HIS HD6970 & HD6950 Review

HIS HD6970 & HD6950 Review

Test Setup

HIS HD6970 and HIS HD6950
ASUS Rampage III Extreme
Intel i7 950 @ 4GHz
6GB Mushkin Redline RAM
Corsair AX1200 PSU
Noctua NH-D14
Windows 7 Ultimate 64-bit

Because of the “newness” of the cards we’re running on the beta Catalyst drivers supplied with the cards. Apparently the 10.12 should be out by the time you read this but as we can’t test in the future and don’t like to delay our reviews on the off-chance there might be a frame or two improvement in drivers forthcoming, we’ve used what we had to hand.

For comparative purposes we’re putting the best of ATI up against the best of nVidia, the GTX580, the comparison AMD make, the GTX570 and against the last card AMD would have been aware of when designing the HD69 series, the nVidia GTX480. Have Team Red rested on their laurels or really pushed the silicon boat out?

Overclocking and Temperatures

Starting with the HD6950 we can see it’s already pretty much at its limits giving up a measly 50MHz overclock. This is a problem we saw in the initial releases of the 6870 and 6850. It’s almost like AMD has become allergic to overclockable graphics cards.

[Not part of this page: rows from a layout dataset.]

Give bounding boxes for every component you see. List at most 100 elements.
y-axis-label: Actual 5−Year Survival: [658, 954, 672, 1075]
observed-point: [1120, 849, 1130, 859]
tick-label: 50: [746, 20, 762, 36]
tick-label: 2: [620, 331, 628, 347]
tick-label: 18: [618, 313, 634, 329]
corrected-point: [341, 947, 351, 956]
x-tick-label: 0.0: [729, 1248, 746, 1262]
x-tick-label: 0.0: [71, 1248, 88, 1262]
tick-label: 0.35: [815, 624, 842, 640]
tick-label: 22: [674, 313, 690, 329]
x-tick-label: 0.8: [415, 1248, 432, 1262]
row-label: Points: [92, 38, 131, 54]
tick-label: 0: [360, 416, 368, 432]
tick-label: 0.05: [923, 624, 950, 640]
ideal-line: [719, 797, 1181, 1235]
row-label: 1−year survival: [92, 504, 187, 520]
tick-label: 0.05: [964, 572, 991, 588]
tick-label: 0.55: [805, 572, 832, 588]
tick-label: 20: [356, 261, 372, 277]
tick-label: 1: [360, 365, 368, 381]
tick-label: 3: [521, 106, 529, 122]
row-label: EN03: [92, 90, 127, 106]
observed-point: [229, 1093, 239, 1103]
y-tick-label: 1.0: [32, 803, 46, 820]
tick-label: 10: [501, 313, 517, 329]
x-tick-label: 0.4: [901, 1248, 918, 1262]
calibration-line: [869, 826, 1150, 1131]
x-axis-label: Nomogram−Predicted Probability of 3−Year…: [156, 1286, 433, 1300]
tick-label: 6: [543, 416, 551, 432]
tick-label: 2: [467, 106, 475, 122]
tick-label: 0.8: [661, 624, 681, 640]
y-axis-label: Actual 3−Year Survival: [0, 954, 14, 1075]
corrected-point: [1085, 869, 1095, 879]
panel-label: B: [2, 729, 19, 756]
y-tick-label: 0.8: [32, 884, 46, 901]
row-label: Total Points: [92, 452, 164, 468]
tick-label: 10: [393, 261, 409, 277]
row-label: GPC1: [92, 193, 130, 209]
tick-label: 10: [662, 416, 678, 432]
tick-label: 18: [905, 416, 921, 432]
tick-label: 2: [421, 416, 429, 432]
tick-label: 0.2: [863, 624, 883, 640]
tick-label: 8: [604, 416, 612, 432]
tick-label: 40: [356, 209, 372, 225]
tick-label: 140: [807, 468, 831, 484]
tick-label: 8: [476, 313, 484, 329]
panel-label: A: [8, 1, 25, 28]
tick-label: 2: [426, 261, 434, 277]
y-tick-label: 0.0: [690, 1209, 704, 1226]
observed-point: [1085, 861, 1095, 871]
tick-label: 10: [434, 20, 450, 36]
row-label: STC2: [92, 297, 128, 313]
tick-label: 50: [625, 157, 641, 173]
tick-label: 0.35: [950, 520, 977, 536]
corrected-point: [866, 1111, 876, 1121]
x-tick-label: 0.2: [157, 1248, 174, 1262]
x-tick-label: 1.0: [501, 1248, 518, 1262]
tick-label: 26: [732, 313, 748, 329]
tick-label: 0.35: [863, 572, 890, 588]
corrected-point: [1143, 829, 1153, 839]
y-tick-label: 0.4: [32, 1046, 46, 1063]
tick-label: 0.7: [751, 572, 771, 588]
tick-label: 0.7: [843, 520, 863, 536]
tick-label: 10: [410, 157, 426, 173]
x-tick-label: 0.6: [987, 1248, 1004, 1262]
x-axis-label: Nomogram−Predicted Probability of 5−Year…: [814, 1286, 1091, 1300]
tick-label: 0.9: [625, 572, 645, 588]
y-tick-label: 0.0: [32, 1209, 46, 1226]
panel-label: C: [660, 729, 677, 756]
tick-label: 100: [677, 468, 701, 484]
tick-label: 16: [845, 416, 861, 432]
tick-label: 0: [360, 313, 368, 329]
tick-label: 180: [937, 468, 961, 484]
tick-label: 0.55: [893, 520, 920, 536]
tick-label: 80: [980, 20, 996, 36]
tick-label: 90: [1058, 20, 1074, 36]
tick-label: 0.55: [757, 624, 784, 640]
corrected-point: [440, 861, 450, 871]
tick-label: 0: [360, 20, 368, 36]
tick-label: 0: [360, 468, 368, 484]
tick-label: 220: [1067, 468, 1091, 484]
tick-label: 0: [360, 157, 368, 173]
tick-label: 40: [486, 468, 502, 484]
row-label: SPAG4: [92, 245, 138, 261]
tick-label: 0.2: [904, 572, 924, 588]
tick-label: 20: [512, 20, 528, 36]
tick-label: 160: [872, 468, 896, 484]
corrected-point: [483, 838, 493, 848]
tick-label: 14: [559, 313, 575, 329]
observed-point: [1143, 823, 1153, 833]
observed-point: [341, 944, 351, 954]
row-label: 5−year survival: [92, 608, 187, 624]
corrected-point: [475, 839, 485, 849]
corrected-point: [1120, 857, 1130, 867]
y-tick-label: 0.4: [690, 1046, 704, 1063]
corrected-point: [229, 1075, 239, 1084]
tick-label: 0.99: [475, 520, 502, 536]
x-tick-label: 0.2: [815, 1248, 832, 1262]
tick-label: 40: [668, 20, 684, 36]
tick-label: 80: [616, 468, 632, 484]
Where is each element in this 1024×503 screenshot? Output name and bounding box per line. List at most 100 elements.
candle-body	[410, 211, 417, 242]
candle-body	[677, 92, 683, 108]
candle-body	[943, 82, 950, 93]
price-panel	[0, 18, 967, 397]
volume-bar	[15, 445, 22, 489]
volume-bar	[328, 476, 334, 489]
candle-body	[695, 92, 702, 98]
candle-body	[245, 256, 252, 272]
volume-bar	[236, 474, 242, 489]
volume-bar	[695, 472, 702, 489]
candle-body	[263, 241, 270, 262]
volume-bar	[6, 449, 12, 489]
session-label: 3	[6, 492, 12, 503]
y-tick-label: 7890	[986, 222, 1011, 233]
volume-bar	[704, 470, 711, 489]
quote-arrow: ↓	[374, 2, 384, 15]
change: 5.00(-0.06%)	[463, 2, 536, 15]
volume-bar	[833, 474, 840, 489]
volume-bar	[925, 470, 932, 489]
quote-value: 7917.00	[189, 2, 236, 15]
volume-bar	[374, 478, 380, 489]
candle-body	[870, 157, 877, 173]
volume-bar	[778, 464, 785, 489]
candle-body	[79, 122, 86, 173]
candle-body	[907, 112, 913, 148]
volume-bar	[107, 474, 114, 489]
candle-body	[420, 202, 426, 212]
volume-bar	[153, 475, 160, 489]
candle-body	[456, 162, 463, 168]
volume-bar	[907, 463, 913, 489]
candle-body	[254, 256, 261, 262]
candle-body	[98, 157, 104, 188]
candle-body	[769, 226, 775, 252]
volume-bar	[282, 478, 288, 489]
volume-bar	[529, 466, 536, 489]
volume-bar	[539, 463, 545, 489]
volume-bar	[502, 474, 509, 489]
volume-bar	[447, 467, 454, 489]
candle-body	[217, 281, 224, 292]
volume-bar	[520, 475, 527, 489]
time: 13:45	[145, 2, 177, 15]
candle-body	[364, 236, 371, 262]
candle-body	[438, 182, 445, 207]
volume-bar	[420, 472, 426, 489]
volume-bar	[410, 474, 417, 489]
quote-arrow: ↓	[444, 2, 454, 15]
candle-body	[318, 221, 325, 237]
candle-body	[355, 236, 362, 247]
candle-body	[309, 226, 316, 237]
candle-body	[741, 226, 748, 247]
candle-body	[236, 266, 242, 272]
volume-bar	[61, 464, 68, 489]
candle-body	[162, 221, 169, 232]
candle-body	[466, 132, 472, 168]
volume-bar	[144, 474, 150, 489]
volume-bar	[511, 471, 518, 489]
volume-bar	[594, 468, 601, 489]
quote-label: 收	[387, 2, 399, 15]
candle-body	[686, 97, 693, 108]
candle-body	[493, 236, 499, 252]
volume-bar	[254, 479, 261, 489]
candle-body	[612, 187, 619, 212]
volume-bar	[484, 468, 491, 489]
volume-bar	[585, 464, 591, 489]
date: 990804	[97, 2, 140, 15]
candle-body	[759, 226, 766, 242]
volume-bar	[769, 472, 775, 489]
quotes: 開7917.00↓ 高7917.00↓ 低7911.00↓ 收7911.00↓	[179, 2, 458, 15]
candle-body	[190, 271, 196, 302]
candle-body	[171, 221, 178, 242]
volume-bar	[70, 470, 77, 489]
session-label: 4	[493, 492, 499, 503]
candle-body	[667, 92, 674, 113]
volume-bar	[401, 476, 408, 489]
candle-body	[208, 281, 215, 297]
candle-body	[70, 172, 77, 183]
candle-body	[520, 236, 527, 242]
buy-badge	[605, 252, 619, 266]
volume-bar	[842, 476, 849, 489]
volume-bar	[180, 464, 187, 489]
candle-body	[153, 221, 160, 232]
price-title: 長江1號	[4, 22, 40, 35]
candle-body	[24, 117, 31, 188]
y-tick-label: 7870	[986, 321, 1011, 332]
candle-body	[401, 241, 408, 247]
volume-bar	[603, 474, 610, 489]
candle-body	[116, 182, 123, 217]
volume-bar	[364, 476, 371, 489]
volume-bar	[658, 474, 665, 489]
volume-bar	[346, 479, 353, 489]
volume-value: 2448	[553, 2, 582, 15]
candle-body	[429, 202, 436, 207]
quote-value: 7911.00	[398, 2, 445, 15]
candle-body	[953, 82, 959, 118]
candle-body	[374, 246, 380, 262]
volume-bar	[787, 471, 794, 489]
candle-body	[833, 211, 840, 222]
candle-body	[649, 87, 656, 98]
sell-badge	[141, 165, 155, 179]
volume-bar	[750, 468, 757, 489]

HIS HD6970 & HD6950 Review  

The HD6970 didn’t fare much better giving us 70MHz extra over its stock speeds. Slightly more worrying is the temperatures under load reaching a pretty toasty 88°C. The problem isn’t so much that the card is reaching that temperature. It’s more that the drivers, with automatic fan control, didn’t raise the speed of the fan above 38%.

We don’t know about you but we’d much rather an automatic fan control try and keep the card cool rather than waiting until the GPU is in its death-throws before daring to raise the spin speed at all. In some ways we can see why AMD have done it though as even at this slow speed the card is louder than the nVidia efforts. It’s not loud as such, just loud-er.